Icelollycraving · 26/02/2012 07:53

I think that it is extremely rude to take back anything at the end of a party. The only time I would consider it ok is if someone brings a specific drink that they have & I don't. For example,mum has sherry which she would take home but she would also take wine/champagne/flowers for the guest.
To take cheap drinks,have the nice stuff & take back the cheap stuff is grim behaviour,they wouldn't get a second invite.

StealthPolarBear · 26/02/2012 07:53

What on earth is a high spotty?
I agree - drink only what you bring is studenty. You take a gift for the host, drink what you're ofered and of course leave the gift

seeker · 26/02/2012 07:55

My dp is a Scout leader and had to explain to a group of teenagers recently that when you are asked to bring a contribution to a campfire supper, you don't just bring stuff for yourself and cook and eat it. Looks like the parents are just as bad!

StealthPolarBear · 26/02/2012 07:55

The only exception for me is when I'm having a family do and ask mum to bring her bottle of lime cordial for my grandpaa. Neither of us uses enough to get through a whole bottle before it goes off

inmysparetime · 26/02/2012 07:56

The last few parties we've had, everyone seems to bring booze then drink soft drinks instead. It took us months to get through the party "remnants" of the last one, we ran out of space in the wine rack (and it wasn't a small wine rackBlush)
We always buy a crate or two to "prime the pump", but last party 4 of the 5 glasses of wine were drunk by me before I started to worry I would get too "funny" for the other guests.
I need to get more drinky friends don't I?

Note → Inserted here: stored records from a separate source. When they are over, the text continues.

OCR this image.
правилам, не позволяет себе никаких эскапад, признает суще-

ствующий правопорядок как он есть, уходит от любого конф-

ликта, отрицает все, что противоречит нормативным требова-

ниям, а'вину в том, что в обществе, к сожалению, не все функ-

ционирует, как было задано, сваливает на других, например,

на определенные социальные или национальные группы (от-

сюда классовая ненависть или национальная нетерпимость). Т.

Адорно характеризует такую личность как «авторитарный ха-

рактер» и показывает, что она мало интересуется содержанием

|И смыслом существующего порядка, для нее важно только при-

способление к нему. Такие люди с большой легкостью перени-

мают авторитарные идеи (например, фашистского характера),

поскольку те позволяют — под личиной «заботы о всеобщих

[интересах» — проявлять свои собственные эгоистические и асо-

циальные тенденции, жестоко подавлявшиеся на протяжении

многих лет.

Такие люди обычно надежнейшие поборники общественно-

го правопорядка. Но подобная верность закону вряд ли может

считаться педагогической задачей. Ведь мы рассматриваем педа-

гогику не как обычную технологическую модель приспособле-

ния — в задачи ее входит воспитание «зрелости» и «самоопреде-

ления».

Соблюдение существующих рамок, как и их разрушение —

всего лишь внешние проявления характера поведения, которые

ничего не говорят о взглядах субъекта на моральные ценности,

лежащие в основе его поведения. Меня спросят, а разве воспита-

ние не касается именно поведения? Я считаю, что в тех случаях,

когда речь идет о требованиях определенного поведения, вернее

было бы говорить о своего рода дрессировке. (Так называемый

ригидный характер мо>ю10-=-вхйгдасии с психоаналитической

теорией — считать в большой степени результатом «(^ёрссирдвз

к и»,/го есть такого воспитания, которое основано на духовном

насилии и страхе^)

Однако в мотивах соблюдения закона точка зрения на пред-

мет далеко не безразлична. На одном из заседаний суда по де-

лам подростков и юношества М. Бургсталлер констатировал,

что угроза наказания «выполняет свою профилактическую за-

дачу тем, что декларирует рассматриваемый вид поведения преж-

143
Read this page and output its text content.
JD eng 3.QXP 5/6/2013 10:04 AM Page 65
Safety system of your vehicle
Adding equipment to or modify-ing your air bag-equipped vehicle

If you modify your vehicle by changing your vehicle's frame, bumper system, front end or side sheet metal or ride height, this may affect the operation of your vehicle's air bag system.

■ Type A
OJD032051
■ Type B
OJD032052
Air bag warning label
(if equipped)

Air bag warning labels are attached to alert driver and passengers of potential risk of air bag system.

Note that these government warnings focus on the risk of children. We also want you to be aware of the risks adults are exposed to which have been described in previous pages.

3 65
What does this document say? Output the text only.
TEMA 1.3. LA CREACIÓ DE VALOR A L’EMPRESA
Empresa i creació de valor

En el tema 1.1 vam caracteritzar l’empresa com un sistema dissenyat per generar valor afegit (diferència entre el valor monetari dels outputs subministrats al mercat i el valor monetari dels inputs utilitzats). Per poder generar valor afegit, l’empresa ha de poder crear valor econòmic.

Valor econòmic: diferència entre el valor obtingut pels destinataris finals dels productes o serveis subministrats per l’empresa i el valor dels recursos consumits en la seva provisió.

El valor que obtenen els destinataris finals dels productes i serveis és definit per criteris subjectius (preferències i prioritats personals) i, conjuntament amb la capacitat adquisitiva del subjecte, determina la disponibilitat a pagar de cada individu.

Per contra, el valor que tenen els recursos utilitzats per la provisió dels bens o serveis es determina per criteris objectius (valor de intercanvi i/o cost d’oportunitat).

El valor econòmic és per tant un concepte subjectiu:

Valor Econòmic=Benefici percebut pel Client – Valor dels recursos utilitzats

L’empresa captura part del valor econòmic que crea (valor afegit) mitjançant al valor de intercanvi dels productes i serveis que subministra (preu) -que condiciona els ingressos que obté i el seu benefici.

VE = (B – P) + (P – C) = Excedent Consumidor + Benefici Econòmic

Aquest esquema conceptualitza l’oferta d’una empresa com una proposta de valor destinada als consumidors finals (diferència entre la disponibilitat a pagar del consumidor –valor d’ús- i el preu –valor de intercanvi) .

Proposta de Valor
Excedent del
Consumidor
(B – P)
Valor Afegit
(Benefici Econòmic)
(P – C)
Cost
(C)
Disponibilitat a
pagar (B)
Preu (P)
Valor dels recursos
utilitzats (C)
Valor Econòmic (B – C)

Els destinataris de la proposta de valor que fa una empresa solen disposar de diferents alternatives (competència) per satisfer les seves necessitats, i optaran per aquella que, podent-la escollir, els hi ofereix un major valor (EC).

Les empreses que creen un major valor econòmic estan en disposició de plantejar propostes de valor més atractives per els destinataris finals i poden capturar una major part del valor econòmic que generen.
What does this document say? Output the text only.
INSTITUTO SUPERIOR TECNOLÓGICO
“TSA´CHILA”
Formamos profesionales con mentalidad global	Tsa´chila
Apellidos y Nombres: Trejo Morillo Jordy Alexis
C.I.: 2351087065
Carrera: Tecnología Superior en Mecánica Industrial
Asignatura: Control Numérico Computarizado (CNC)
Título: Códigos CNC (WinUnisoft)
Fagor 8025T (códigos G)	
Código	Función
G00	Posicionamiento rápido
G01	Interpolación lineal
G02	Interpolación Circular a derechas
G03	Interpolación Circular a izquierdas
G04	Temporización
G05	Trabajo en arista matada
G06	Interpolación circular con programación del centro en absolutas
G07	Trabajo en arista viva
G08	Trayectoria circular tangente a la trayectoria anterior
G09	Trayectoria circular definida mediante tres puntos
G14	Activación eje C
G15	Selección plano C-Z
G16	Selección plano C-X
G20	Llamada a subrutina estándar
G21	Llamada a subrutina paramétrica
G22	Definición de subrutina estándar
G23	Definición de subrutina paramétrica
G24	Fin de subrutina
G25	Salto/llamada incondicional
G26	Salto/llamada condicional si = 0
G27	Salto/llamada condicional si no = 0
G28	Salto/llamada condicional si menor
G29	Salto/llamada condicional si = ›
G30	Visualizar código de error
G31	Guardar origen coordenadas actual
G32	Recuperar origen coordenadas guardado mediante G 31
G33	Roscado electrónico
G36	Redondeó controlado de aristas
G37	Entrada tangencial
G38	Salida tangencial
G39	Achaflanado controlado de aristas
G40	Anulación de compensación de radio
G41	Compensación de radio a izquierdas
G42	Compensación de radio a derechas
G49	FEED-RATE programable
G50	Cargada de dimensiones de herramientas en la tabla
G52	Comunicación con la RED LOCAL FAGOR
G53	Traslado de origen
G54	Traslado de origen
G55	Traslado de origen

catinboots · 26/02/2012 08:02

I didn't realise people still had House Parties Blush

Last one I went to I think I was drinking K cider. I snogged Tom Morris and was sick on his mum's bed Grin

inmysparetime · 26/02/2012 08:06

I hijack the DCs birthdays and invite my friends to the "after party" once all the terrors junior guests have leftGrin

Triggles · 26/02/2012 08:08

Well, to be fair, when it's us friends getting together for drinks, it's not a "house party" it's just us drinking and chatting. And as we decided together that we bring what we drink, and take home what we have leftover, we're all happy with that. I imagine it's spurred on by the fact that none of us drink the same booze - so I suppose the "host" friend doesn't want her house cluttered up by booze she doesn't drink anyway. It's not a matter of "labelling" the booze. We all drink completely different drinks, so we all stick to what we've brought.

At an actual party, we bring booze (and food too if the host would like us to) and leave what's left at the host's house.

bigTillyMint · 26/02/2012 08:11

Am totally loving the High Spotty party for Bodenites Grin

It is indeed very bad form to take back home drinks that you have brought to a party. I don't know anyone who would do this. Even back in the Dark Ages when I was a student, I don't remember anyone doing this but I that was probably because I was so pissed

Foxy800 · 26/02/2012 09:16

My dp doesthis and I find it highly rude. if I buy drink to take and it isnt drunk I would just leave it there. Especially if I had been drinking their drink.